American Samoa is an unincorporated territory of the United States located in the South Pacific Ocean. It has a total land area is 76.1 square miles, slightly more than Washington, D.C., and a total population of about 55,000 people. It also has 18 different minimum wages by industry, mandated and enforced by the US Department of Labor. Oh, and an unemployment rate of 29.8% (about 10% of the total population is out of work).
Minimum wage advocates would likely say that American Samoa is an anomaly since it has too small a workforce to draw any representative conclusions. And they might be right about that. But as Mark J. Perry asks, why wouldn’t proponents of the US minimum wage support an American Samoa style multiple wage structure:
If you support a single hourly minimum wage in the US, wouldn’t you show even more support for multiple, government-mandated minimum wages by industry?

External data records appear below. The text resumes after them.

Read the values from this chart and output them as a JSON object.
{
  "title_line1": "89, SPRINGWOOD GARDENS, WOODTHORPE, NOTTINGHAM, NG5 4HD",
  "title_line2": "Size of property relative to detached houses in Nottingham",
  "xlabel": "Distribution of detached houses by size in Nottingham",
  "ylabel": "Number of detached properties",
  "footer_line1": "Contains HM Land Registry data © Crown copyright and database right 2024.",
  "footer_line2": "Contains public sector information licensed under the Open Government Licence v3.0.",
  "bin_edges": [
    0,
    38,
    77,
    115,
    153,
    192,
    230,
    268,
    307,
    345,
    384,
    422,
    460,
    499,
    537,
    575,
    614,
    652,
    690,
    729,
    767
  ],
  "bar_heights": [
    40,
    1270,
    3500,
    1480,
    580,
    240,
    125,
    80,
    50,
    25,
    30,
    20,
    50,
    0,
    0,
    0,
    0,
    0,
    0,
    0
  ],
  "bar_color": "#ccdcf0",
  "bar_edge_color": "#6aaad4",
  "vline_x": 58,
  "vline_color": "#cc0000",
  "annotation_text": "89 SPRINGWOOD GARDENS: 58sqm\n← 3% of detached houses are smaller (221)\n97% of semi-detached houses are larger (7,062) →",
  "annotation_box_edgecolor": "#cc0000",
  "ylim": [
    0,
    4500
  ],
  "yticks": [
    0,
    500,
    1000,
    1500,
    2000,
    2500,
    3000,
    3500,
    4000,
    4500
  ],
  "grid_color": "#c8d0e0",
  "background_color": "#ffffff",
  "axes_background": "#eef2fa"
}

That is, if you trust the supposed wisdom of politicians to know what the “correct” single minimum wage is for the entire US economy (currently $7.25 per hour), shouldn’t you also trust those same politicians to know what the “correct” minimum wage is for America’s many different industries? If a single minimum wage is “good” for the economy, wouldn’t multiple minimum wages by industry be even much better?
If all work is worth either $0 or $7.25 an hour (the current federal minimum wage), why wouldn’t it make sense to have minimums based on the type of work involved? I’ve never heard minimum wage advocates argue for such a position, though. Why not? I’m genuinely curious to know how they might answer.